Except for hematological or clinical studies, there is scanty literature which deals with the heart function during bleeding in horse. Electrocardiography is an important method in investigating a heart function. So the writers undertaken an investigation, applying electrocardiogram, of cardiac function during the free bleeding from A. carotis communis sinistra of horse. Our lead was bipolar from two points on the skin which accorded with the long axis of the heart. But the normal value or standard lead of electrocardiogram of horse has not yet been established. The investigation of this problem must be a subject of future research. In this experiment, the writers measured, moreover, volume of blood bleeding per minute. Eight horses were examined.
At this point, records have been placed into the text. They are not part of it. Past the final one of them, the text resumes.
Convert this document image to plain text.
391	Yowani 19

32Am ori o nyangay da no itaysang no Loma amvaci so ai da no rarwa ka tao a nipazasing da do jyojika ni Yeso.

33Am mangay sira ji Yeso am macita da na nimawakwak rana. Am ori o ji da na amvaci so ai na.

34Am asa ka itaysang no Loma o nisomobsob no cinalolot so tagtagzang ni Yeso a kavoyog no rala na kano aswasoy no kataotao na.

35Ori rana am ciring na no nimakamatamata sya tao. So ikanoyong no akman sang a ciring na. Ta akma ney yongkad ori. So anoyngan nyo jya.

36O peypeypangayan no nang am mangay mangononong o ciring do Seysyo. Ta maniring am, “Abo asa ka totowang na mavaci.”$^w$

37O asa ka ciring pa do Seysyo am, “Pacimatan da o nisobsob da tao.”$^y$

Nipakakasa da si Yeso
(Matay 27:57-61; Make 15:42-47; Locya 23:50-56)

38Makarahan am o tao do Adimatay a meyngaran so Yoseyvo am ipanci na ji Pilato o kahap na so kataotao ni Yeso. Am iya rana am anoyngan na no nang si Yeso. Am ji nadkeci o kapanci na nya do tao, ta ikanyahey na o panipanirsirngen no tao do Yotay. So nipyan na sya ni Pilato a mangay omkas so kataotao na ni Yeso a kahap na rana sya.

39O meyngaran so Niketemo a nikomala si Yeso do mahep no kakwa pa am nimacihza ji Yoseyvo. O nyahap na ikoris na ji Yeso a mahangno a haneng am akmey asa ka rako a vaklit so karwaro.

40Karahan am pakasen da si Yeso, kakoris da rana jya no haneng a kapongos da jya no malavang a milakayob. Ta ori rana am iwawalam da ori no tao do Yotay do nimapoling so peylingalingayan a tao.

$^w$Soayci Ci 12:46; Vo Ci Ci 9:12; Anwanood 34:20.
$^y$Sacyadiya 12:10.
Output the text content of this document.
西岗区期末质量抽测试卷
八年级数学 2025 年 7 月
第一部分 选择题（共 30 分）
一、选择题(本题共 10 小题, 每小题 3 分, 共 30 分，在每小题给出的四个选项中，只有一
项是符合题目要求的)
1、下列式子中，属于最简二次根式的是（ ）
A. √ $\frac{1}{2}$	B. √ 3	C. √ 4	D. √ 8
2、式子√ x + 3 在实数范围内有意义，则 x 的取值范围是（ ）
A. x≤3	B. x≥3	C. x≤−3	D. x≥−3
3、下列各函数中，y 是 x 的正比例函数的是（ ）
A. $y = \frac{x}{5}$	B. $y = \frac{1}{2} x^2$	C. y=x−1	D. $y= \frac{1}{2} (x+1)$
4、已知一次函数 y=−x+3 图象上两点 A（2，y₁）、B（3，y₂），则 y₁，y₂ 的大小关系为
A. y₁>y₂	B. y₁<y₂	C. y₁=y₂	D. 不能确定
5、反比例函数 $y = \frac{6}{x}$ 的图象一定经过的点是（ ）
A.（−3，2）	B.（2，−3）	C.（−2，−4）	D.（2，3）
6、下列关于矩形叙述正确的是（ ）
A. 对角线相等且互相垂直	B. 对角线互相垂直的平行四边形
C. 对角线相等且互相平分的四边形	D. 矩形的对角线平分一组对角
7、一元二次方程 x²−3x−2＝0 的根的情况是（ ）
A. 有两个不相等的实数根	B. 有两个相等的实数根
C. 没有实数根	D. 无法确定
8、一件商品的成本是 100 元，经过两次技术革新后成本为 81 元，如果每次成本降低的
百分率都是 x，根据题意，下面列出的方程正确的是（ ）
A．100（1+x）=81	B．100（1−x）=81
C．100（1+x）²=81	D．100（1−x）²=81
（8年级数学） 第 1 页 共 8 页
The results obtained are summarized as follows. (1) The volume of bleeding blood per minute reaches its maximum 1 to 3 minutes after the beginning of bleeding. (2) In our lead, S wave did not appear at any time during the experiment. (3) In the process of free bleeding, two types were found : one has ventricular flutter, the other has not. (4) During and after free bleeding, three stages could be observed : the stage of compensation, of fatigue and of survial. a) Stage of compensation. P and T wave go down-ward 1 to 2 minutes after the bleeding begins. The amplitude of R and T wave which is downward increases slowly and attains its maximum at the end of this stage. The RR interval shortens rapidly. The depth of Q wave decreases slowly. The ST segment, which descends more and more steeply, shows a downward convexity. b) Stage of fatigue. The amplitude of R and downward T decreases slowly and clinical death comes at the end of this stage. Arythmia appears in this stage and some of electrocardiograms indicate vetricular flutter. c) Stage of survial. This is the stage in which the action potential of heart can be observed after clinical death.